What Parents Should Know About Swine Flu

by Dr. Douglas Barton, M.D., Pediatrician 05/01/2009

It’s all everyone is talking about on the news. Some parents are becoming “freaked out” by what they’re hearing…which is totally understandable. With so much “information” out there, it’s hard to know what to follow and who to believe. Let’s take a look at the basics and see what we can learn.

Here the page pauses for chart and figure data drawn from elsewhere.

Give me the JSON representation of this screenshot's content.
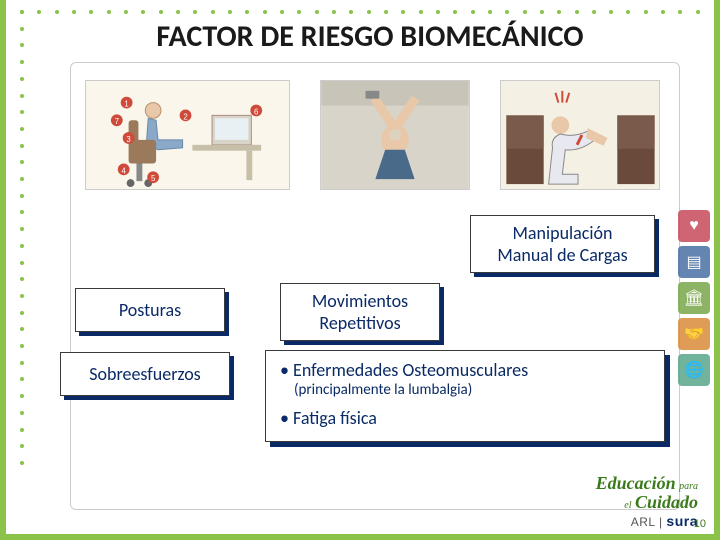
{
  "title": "FACTOR DE RIESGO BIOMECÁNICO",
  "labels": {
    "manipulacion": "Manipulación Manual de Cargas",
    "posturas": "Posturas",
    "movimientos": "Movimientos Repetitivos",
    "sobreesfuerzos": "Sobreesfuerzos"
  },
  "bullets": {
    "b1": "• Enfermedades Osteomusculares",
    "b1_sub": "(principalmente la lumbalgia)",
    "b2": "• Fatiga   física"
  },
  "logo": {
    "line1a": "Educación",
    "line1b": "para",
    "line1c": "el",
    "line2": "Cuidado",
    "sura_prefix": "ARL |",
    "sura": "sura"
  },
  "page_number": "10",
  "style": {
    "accent_green": "#8bc34a",
    "box_shadow_color": "#0a2a66",
    "text_navy": "#0a2a66",
    "title_color": "#1a1a1a",
    "title_fontsize": 30,
    "label_fontsize": 18,
    "bullet_fontsize": 18,
    "sub_fontsize": 15
  },
  "side_icons": [
    {
      "name": "heart-icon",
      "glyph": "♥",
      "bg": "#c74b5a"
    },
    {
      "name": "layers-icon",
      "glyph": "▤",
      "bg": "#4a6fa5"
    },
    {
      "name": "building-icon",
      "glyph": "🏛",
      "bg": "#7aa64a"
    },
    {
      "name": "hands-icon",
      "glyph": "🤝",
      "bg": "#d98b3a"
    },
    {
      "name": "globe-icon",
      "glyph": "🌐",
      "bg": "#5aa68a"
    }
  ],
  "images": [
    {
      "name": "ergonomic-posture-diagram",
      "desc": "seated office posture with numbered callouts"
    },
    {
      "name": "repetitive-motion-photo",
      "desc": "person reaching overhead painting"
    },
    {
      "name": "manual-lifting-cartoon",
      "desc": "worker bending to lift boxes, back strain"
    }
  ]
}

The Swine Flu is really a different form of influenza A. Each year, in the United States, influenza A and influenza B sweep through the country during the months of January through March. This is what we normally call “flu season.” Every year in the United States somewhere around 40,000 people die of influenza or its complications. These deaths, usually in the very young and the very old, are why the flu vaccine is highly recommended for certain age groups and certain populations of people. Each year, the genetic make-up of the influenza virus changes. This is why there is a different vaccine each year. It is also why we have to get a flu vaccine annually instead of the usual 2 or 3 shots with boosters every so many years. The usual flu only has genetic information from viruses that infect humans.

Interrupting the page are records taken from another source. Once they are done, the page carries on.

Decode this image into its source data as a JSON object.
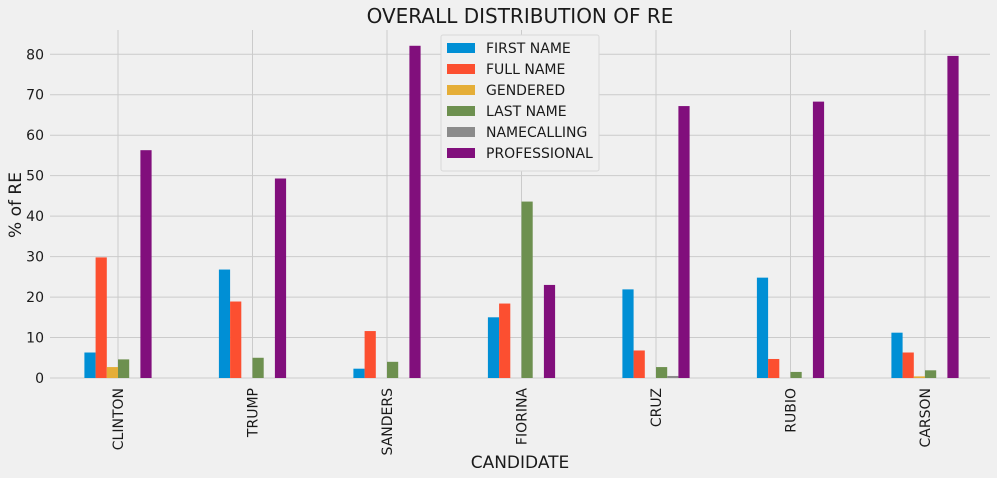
{
  "chart_data": {
    "type": "bar",
    "title": "OVERALL DISTRIBUTION OF RE",
    "xlabel": "CANDIDATE",
    "ylabel": "% of RE",
    "ylim": [
      0,
      86
    ],
    "yticks": [
      0,
      10,
      20,
      30,
      40,
      50,
      60,
      70,
      80
    ],
    "grid": true,
    "legend_position": "top-center",
    "categories": [
      "CLINTON",
      "TRUMP",
      "SANDERS",
      "FIORINA",
      "CRUZ",
      "RUBIO",
      "CARSON"
    ],
    "series": [
      {
        "name": "FIRST NAME",
        "color": "#008fd5",
        "values": [
          6.3,
          26.8,
          2.3,
          15.0,
          21.9,
          24.8,
          11.2
        ]
      },
      {
        "name": "FULL NAME",
        "color": "#fc4f30",
        "values": [
          29.8,
          18.9,
          11.6,
          18.4,
          6.8,
          4.7,
          6.3
        ]
      },
      {
        "name": "GENDERED",
        "color": "#e5ae38",
        "values": [
          2.7,
          0,
          0,
          0,
          0,
          0,
          0.4
        ]
      },
      {
        "name": "LAST NAME",
        "color": "#6d904f",
        "values": [
          4.6,
          5.0,
          4.0,
          43.6,
          2.7,
          1.5,
          1.9
        ]
      },
      {
        "name": "NAMECALLING",
        "color": "#8b8b8b",
        "values": [
          0,
          0,
          0,
          0,
          0.5,
          0,
          0
        ]
      },
      {
        "name": "PROFESSIONAL",
        "color": "#810f7c",
        "values": [
          56.3,
          49.3,
          82.1,
          23.0,
          67.2,
          68.3,
          79.6
        ]
      }
    ]
  }
}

The difference between the Swine Flu and the usual flu is this genetic make-up. This current batch of Swine Flu has pieces of DNA (genetic material) from pig flu, bird flu and human flu. This combination of genetic material makes this virus unique. Most of us have had some exposure to regular flu. When our immune system sees this, it makes a response that makes our bodies less sensitive to other flu exposures. The “swine” flu is different enough that our bodies haven’t made a response to it. Since the body hasn’t built up immunity to it, most of us are susceptible to catching it. This is one of the reasons this illness seems to be spreading rapidly. For those of us who watch the annual flu season, this spread doesn’t really seem any more rapid than any other flu.

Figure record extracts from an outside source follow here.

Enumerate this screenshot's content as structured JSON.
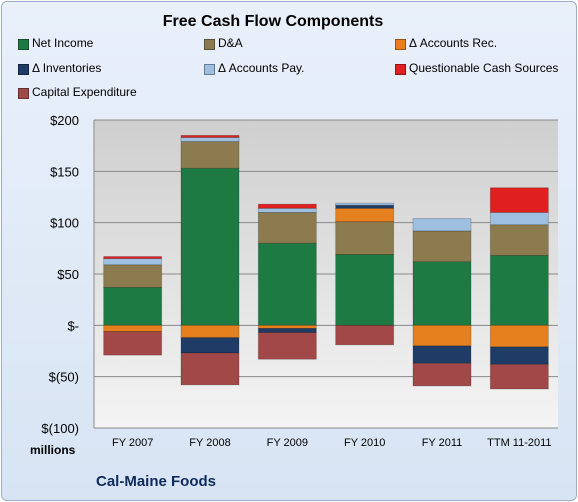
{
  "chart_data": {
    "type": "bar",
    "stacked": true,
    "title": "Free Cash Flow Components",
    "company": "Cal-Maine Foods",
    "unit_label": "millions",
    "categories": [
      "FY 2007",
      "FY 2008",
      "FY 2009",
      "FY 2010",
      "FY 2011",
      "TTM 11-2011"
    ],
    "ylim": [
      -100,
      200
    ],
    "yticks": [
      200,
      150,
      100,
      50,
      0,
      -50,
      -100
    ],
    "ytick_labels": [
      "$200",
      "$150",
      "$100",
      "$50",
      "$-",
      "$(50)",
      "$(100)"
    ],
    "grid": true,
    "legend_position": "top",
    "series": [
      {
        "name": "Net Income",
        "color": "#1e7a43",
        "values": [
          37,
          153,
          80,
          69,
          62,
          68
        ]
      },
      {
        "name": "D&A",
        "color": "#8c7b4f",
        "values": [
          22,
          26,
          30,
          32,
          30,
          30
        ]
      },
      {
        "name": "Δ Accounts Rec.",
        "color": "#e6801e",
        "values": [
          -6,
          -12,
          -3,
          13,
          -20,
          -21
        ]
      },
      {
        "name": "Δ Inventories",
        "color": "#1f3c66",
        "values": [
          0,
          -15,
          -4,
          3,
          -17,
          -17
        ]
      },
      {
        "name": "Δ Accounts Pay.",
        "color": "#9fbfe0",
        "values": [
          6,
          4,
          4,
          2,
          12,
          12
        ]
      },
      {
        "name": "Questionable Cash Sources",
        "color": "#e02020",
        "values": [
          2,
          2,
          4,
          0,
          0,
          24
        ]
      },
      {
        "name": "Capital Expenditure",
        "color": "#a24848",
        "values": [
          -23,
          -31,
          -26,
          -19,
          -22,
          -24
        ]
      }
    ]
  }
}
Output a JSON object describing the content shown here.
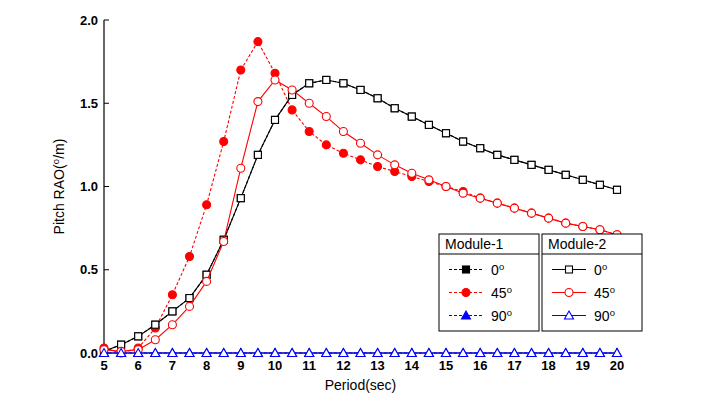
{
  "chart_data": {
    "type": "line",
    "x_label": "Period(sec)",
    "y_label": "Pitch RAO(⁰/m)",
    "x": [
      5,
      5.5,
      6,
      6.5,
      7,
      7.5,
      8,
      8.5,
      9,
      9.5,
      10,
      10.5,
      11,
      11.5,
      12,
      12.5,
      13,
      13.5,
      14,
      14.5,
      15,
      15.5,
      16,
      16.5,
      17,
      17.5,
      18,
      18.5,
      19,
      19.5,
      20
    ],
    "xlim": [
      5,
      20
    ],
    "xticks": [
      5,
      6,
      7,
      8,
      9,
      10,
      11,
      12,
      13,
      14,
      15,
      16,
      17,
      18,
      19,
      20
    ],
    "ylim": [
      0,
      2
    ],
    "yticks": [
      {
        "value": 0,
        "label": "0.0"
      },
      {
        "value": 0.5,
        "label": "0.5"
      },
      {
        "value": 1,
        "label": "1.0"
      },
      {
        "value": 1.5,
        "label": "1.5"
      },
      {
        "value": 2,
        "label": "2.0"
      }
    ],
    "grid": false,
    "legend": "bottom",
    "series": [
      {
        "name": "0⁰",
        "group": "Module-1",
        "color": "#000000",
        "marker": "filled-square",
        "line_style": "dashed",
        "values": [
          0.01,
          0.05,
          0.1,
          0.17,
          0.25,
          0.33,
          0.47,
          0.68,
          0.93,
          1.19,
          1.4,
          1.55,
          1.62,
          1.64,
          1.62,
          1.58,
          1.53,
          1.47,
          1.42,
          1.37,
          1.32,
          1.27,
          1.23,
          1.19,
          1.16,
          1.13,
          1.1,
          1.07,
          1.04,
          1.01,
          0.98
        ]
      },
      {
        "name": "45⁰",
        "group": "Module-1",
        "color": "#ff0000",
        "marker": "filled-circle",
        "line_style": "dashed",
        "values": [
          0.03,
          0.0,
          0.03,
          0.15,
          0.35,
          0.58,
          0.89,
          1.27,
          1.7,
          1.87,
          1.68,
          1.46,
          1.33,
          1.25,
          1.2,
          1.16,
          1.12,
          1.09,
          1.06,
          1.03,
          1.0,
          0.97,
          0.93,
          0.9,
          0.87,
          0.84,
          0.81,
          0.78,
          0.76,
          0.74,
          0.71
        ]
      },
      {
        "name": "90⁰",
        "group": "Module-1",
        "color": "#0000ff",
        "marker": "filled-triangle",
        "line_style": "dashed",
        "values": [
          0,
          0,
          0,
          0,
          0,
          0,
          0,
          0,
          0,
          0,
          0,
          0,
          0,
          0,
          0,
          0,
          0,
          0,
          0,
          0,
          0,
          0,
          0,
          0,
          0,
          0,
          0,
          0,
          0,
          0,
          0
        ]
      },
      {
        "name": "0⁰",
        "group": "Module-2",
        "color": "#000000",
        "marker": "open-square",
        "line_style": "solid",
        "values": [
          0.01,
          0.05,
          0.1,
          0.17,
          0.25,
          0.33,
          0.47,
          0.68,
          0.93,
          1.19,
          1.4,
          1.55,
          1.62,
          1.64,
          1.62,
          1.58,
          1.53,
          1.47,
          1.42,
          1.37,
          1.32,
          1.27,
          1.23,
          1.19,
          1.16,
          1.13,
          1.1,
          1.07,
          1.04,
          1.01,
          0.98
        ]
      },
      {
        "name": "45⁰",
        "group": "Module-2",
        "color": "#ff0000",
        "marker": "open-circle",
        "line_style": "solid",
        "values": [
          0.02,
          0.01,
          0.02,
          0.08,
          0.17,
          0.28,
          0.43,
          0.67,
          1.11,
          1.51,
          1.64,
          1.58,
          1.5,
          1.42,
          1.33,
          1.26,
          1.19,
          1.13,
          1.08,
          1.04,
          1.0,
          0.96,
          0.93,
          0.9,
          0.87,
          0.84,
          0.81,
          0.78,
          0.76,
          0.74,
          0.71
        ]
      },
      {
        "name": "90⁰",
        "group": "Module-2",
        "color": "#0000ff",
        "marker": "open-triangle",
        "line_style": "solid",
        "values": [
          0,
          0,
          0,
          0,
          0,
          0,
          0,
          0,
          0,
          0,
          0,
          0,
          0,
          0,
          0,
          0,
          0,
          0,
          0,
          0,
          0,
          0,
          0,
          0,
          0,
          0,
          0,
          0,
          0,
          0,
          0
        ]
      }
    ]
  }
}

There is some evidence that the usual influenza vaccine will provide a small amount of protection against the Swine Flu. This is believed to be one of the reasons why it is young adults (who have not had the vaccine) that are most susceptible to this virus.

The flu is a respiratory virus. It is caught by sneezing, coughing, or kissing, just like any cold. It can also be caught by shaking hands with someone who has coughed into their hand and then rubbing your hand on your nose or eyes. You can not catch it by eating pork (although undercooked pork is not without other dangers).

Persons catching the “Swine Flu” show symptoms that are identical to any other influenza infection: fever, muscle aches, cough, congestion and fatigue. There have been some reports of vomiting and diarrhea with this infection, but for most people, there is no vomiting or diarrhea. If you don’t have a fever and muscle aches, you probably do not have  Swine Flu. If you do have fever, muscle aches, and fatigue, you should call your doctor. You should know that at this point, Missouri doctors have been instructed to ONLY test patients who have flu symptoms along with a fever AND who have recently traveled to an area where Swine Flu has been confirmed OR have had contact with someone who meets the above description.

The rapid flu test, which involves a nasal swab and a few minutes of your time, can detect the Swine Flu in most cases. If this test is positive (which must be confirmed through the state laboratory), Tamiflu and Relenza, two ordinary flu medicines, have been shown to treat it and your doctor will prescribe one or the other for you.

In short, while this may seem like a relatively scary time, good hand washing and good respiratory hygiene will help prevent illness, and for most people this flu should not be any worse than the regular flu bug that we see each winter.